2018-11-04 08:00:00 | 人生を謳う

「逝きて還らぬ人」を詠う
       ① 永遠に座る人なき椅子ひとつ……
  大切な人が逝ってしまう。
  人の世の宿命とは言え、余りに辛い体験はいつまでたっても心が癒されない。
  悲しいことではあるけれど、
  人間(ひと)はいつかはこの試練を乗り越えて生きていく。
      死は予測された時間の中をゆっくり訪れる場合もあり、突然訪れる場合もある。
  どちらの場合も、無常観と切り離すことはできない。
  
  〇 永遠に座る人なき椅子ひとつ隣にありて春夏秋冬                
                                                      
……… (福島市)美原凍子 朝日歌壇2016.04.18 
        花が咲き、花が散り、季節は変わりなく巡って来るがあの人がいつも座っていたお気に入り                    のイスに座るあなたはもういない。
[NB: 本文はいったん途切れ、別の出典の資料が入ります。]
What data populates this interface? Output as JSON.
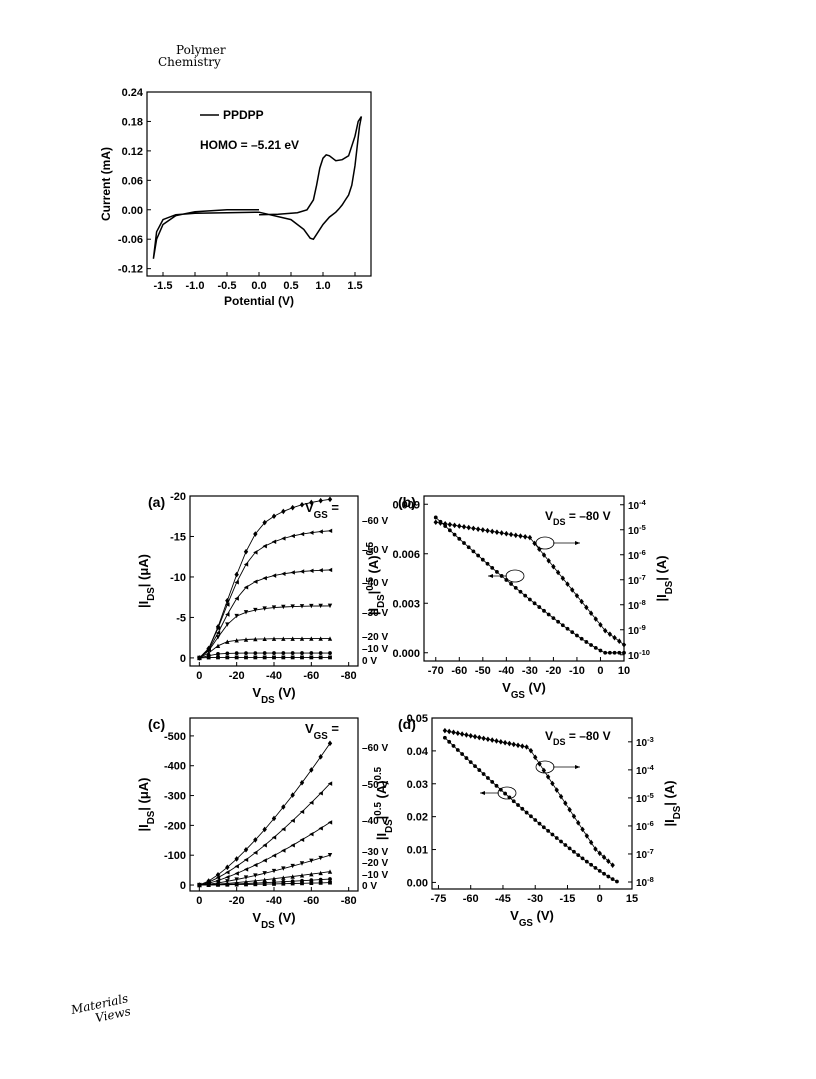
{
  "journal": {
    "line1": "Polymer",
    "line2": "Chemistry"
  },
  "footer_logo": {
    "line1": "Materials",
    "line2": "Views"
  },
  "chart_data": [
    {
      "id": "cv",
      "type": "line",
      "title": "",
      "xlabel": "Potential (V)",
      "ylabel": "Current (mA)",
      "xlim": [
        -1.75,
        1.75
      ],
      "ylim": [
        -0.135,
        0.24
      ],
      "xticks": [
        -1.5,
        -1.0,
        -0.5,
        0.0,
        0.5,
        1.0,
        1.5
      ],
      "xtick_labels": [
        "-1.5",
        "-1.0",
        "-0.5",
        "0.0",
        "0.5",
        "1.0",
        "1.5"
      ],
      "yticks": [
        0.24,
        0.18,
        0.12,
        0.06,
        0.0,
        -0.06,
        -0.12
      ],
      "ytick_labels": [
        "0.24",
        "0.18",
        "0.12",
        "0.06",
        "0.00",
        "-0.06",
        "-0.12"
      ],
      "legend": [
        "PPDPP"
      ],
      "annotation": "HOMO = –5.21 eV",
      "series": [
        {
          "name": "PPDPP",
          "x": [
            0.0,
            0.3,
            0.6,
            0.75,
            0.85,
            0.9,
            0.95,
            1.0,
            1.05,
            1.1,
            1.2,
            1.3,
            1.4,
            1.5,
            1.55,
            1.6,
            1.57,
            1.5,
            1.45,
            1.4,
            1.35,
            1.3,
            1.25,
            1.2,
            1.1,
            1.0,
            0.9,
            0.85,
            0.8,
            0.7,
            0.5,
            0.0,
            -0.5,
            -1.0,
            -1.3,
            -1.5,
            -1.6,
            -1.65,
            -1.6,
            -1.5,
            -1.3,
            -1.0,
            -0.5,
            0.0
          ],
          "y": [
            -0.01,
            -0.009,
            -0.006,
            0.0,
            0.02,
            0.05,
            0.085,
            0.105,
            0.112,
            0.11,
            0.1,
            0.102,
            0.11,
            0.15,
            0.18,
            0.19,
            0.17,
            0.09,
            0.05,
            0.03,
            0.02,
            0.01,
            0.002,
            -0.005,
            -0.015,
            -0.03,
            -0.05,
            -0.06,
            -0.058,
            -0.04,
            -0.02,
            -0.005,
            -0.006,
            -0.007,
            -0.01,
            -0.02,
            -0.045,
            -0.1,
            -0.06,
            -0.03,
            -0.012,
            -0.004,
            0.0,
            0.0
          ]
        }
      ]
    },
    {
      "id": "a",
      "panel": "(a)",
      "type": "line",
      "xlabel": "V_DS (V)",
      "ylabel": "|I_DS| (μA)",
      "xlim": [
        5,
        -85
      ],
      "ylim": [
        1,
        -20
      ],
      "xticks": [
        0,
        -20,
        -40,
        -60,
        -80
      ],
      "yticks": [
        0,
        -5,
        -10,
        -15,
        -20
      ],
      "legend_title": "V_GS =",
      "x": [
        0,
        -5,
        -10,
        -15,
        -20,
        -25,
        -30,
        -35,
        -40,
        -45,
        -50,
        -55,
        -60,
        -65,
        -70
      ],
      "series": [
        {
          "name": "-60 V",
          "isat": -16.9,
          "sat_v": 36
        },
        {
          "name": "-50 V",
          "isat": -13.4,
          "sat_v": 32
        },
        {
          "name": "-40 V",
          "isat": -9.2,
          "sat_v": 28
        },
        {
          "name": "-30 V",
          "isat": -5.4,
          "sat_v": 22
        },
        {
          "name": "-20 V",
          "isat": -2.0,
          "sat_v": 15
        },
        {
          "name": "-10 V",
          "isat": -0.5,
          "sat_v": 10
        },
        {
          "name": "0 V",
          "isat": -0.05,
          "sat_v": 5
        }
      ]
    },
    {
      "id": "b",
      "panel": "(b)",
      "type": "scatter",
      "annotation": "V_DS = –80 V",
      "xlabel": "V_GS (V)",
      "ylabel_left": "|I_DS|^0.5 (A)^0.5",
      "ylabel_right": "|I_DS| (A)",
      "xlim": [
        -75,
        10
      ],
      "ylim_left": [
        -0.0005,
        0.0095
      ],
      "yticks_left": [
        0.0,
        0.003,
        0.006,
        0.009
      ],
      "ytick_labels_left": [
        "0.000",
        "0.003",
        "0.006",
        "0.009"
      ],
      "xticks": [
        -70,
        -60,
        -50,
        -40,
        -30,
        -20,
        -10,
        0,
        10
      ],
      "y_right_log_range": [
        -10,
        -4
      ],
      "right_ticks": [
        "10-4",
        "10-5",
        "10-6",
        "10-7",
        "10-8",
        "10-9",
        "10-10"
      ],
      "sqrt_series": {
        "x_start": -70,
        "x_end": 10,
        "step": 2,
        "y_start": 0.0082,
        "vth": 2
      },
      "log_series": {
        "x_start": -70,
        "x_end": 10,
        "step": 2,
        "log_start": -4.7,
        "log_end": -9.6
      }
    },
    {
      "id": "c",
      "panel": "(c)",
      "type": "line",
      "xlabel": "V_DS (V)",
      "ylabel": "|I_DS| (μA)",
      "xlim": [
        5,
        -85
      ],
      "ylim": [
        20,
        -560
      ],
      "xticks": [
        0,
        -20,
        -40,
        -60,
        -80
      ],
      "yticks": [
        0,
        -100,
        -200,
        -300,
        -400,
        -500
      ],
      "legend_title": "V_GS =",
      "x": [
        0,
        -5,
        -10,
        -15,
        -20,
        -25,
        -30,
        -35,
        -40,
        -45,
        -50,
        -55,
        -60,
        -65,
        -70
      ],
      "series": [
        {
          "name": "-60 V",
          "iend": -475
        },
        {
          "name": "-50 V",
          "iend": -340
        },
        {
          "name": "-40 V",
          "iend": -210
        },
        {
          "name": "-30 V",
          "iend": -100
        },
        {
          "name": "-20 V",
          "iend": -45
        },
        {
          "name": "-10 V",
          "iend": -20
        },
        {
          "name": "0 V",
          "iend": -8
        }
      ]
    },
    {
      "id": "d",
      "panel": "(d)",
      "type": "scatter",
      "annotation": "V_DS = –80 V",
      "xlabel": "V_GS (V)",
      "ylabel_left": "|I_DS|^0.5 (A)^0.5",
      "ylabel_right": "|I_DS| (A)",
      "xlim": [
        -78,
        15
      ],
      "ylim_left": [
        -0.002,
        0.05
      ],
      "yticks_left": [
        0.0,
        0.01,
        0.02,
        0.03,
        0.04,
        0.05
      ],
      "ytick_labels_left": [
        "0.00",
        "0.01",
        "0.02",
        "0.03",
        "0.04",
        "0.05"
      ],
      "xticks": [
        -75,
        -60,
        -45,
        -30,
        -15,
        0,
        15
      ],
      "y_right_log_range": [
        -8,
        -2.5
      ],
      "right_ticks": [
        "10-3",
        "10-4",
        "10-5",
        "10-6",
        "10-7",
        "10-8"
      ],
      "sqrt_series": {
        "x_start": -72,
        "x_end": 9,
        "step": 2,
        "y_start": 0.044,
        "vth": 9
      },
      "log_series": {
        "x_start": -72,
        "x_end": 6,
        "step": 2,
        "log_start": -2.6,
        "log_end": -7.4
      }
    }
  ]
}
二つ並んだ椅子のひとつに座り愛しい人を思う。

 

  〇 天秤は望まぬ方に傾いて救えた命帰らぬ命  
                       
………  (新潟市)佐藤秀一 朝日歌壇2015.03.02
          もし、私が手を差しのべていたら… もし、私が車に載せていたら…
          もし…もし…もし… たくさんの後悔をが私を苦しめる。
          望まない方に天秤が傾いてしまったのが運命だというには、余りにも悲しい…


  
      〇 日常が日常でない日常を孫の遺影と語りて過ごす 
                                                                                                    ……… (川越市)吉川清子 朝日歌壇2016.02.02
    問われれば笑顔で応(こた)う我がいて遺影にひとり泣く我もいて
                                                           
……… (川越市)吉川清子 朝日歌壇2016.04.25
           「出来ることなら私が代わっててやりたかった」。「日常が日常でな」くなってしまったあの日以
                   来、孫の遺影に向かって語りかける日々が続いている。
                       孫を喪った悲しみから、立ち直っていく自分がいて、
                        それでもやっぱり一人になると在りし日の遺影に向かって泣いているもう一人の自分がいる。 

  

  〇 わが父母の眠りし墓地の柵下は沼田場(ぬたば)となれり帰還困難区域
                      ………名取市 志賀令明 朝日歌壇2016.09.05
        あの悪夢のような津波が襲ってきて、父と母を奪われた。あろうことか両親が眠る墓地は津波の                            泥と放射能に汚染された沼田場になってしまた。バリケードに囲まれた帰還困難地域の中にある墓地。
        両親と故郷を奪われた悲しみが5年経った今も忘れられない。
    
      2011年3月11日の東日本大震災から、5年を迎えた人たちの悲しみを選んでみました。
      5年という歳月が、悲しみを癒すにはとても短い時間のように思います。
      「逝きて還らぬ人」の思い出が、遺影の中から湧いてくるような切なく悲しい歌です。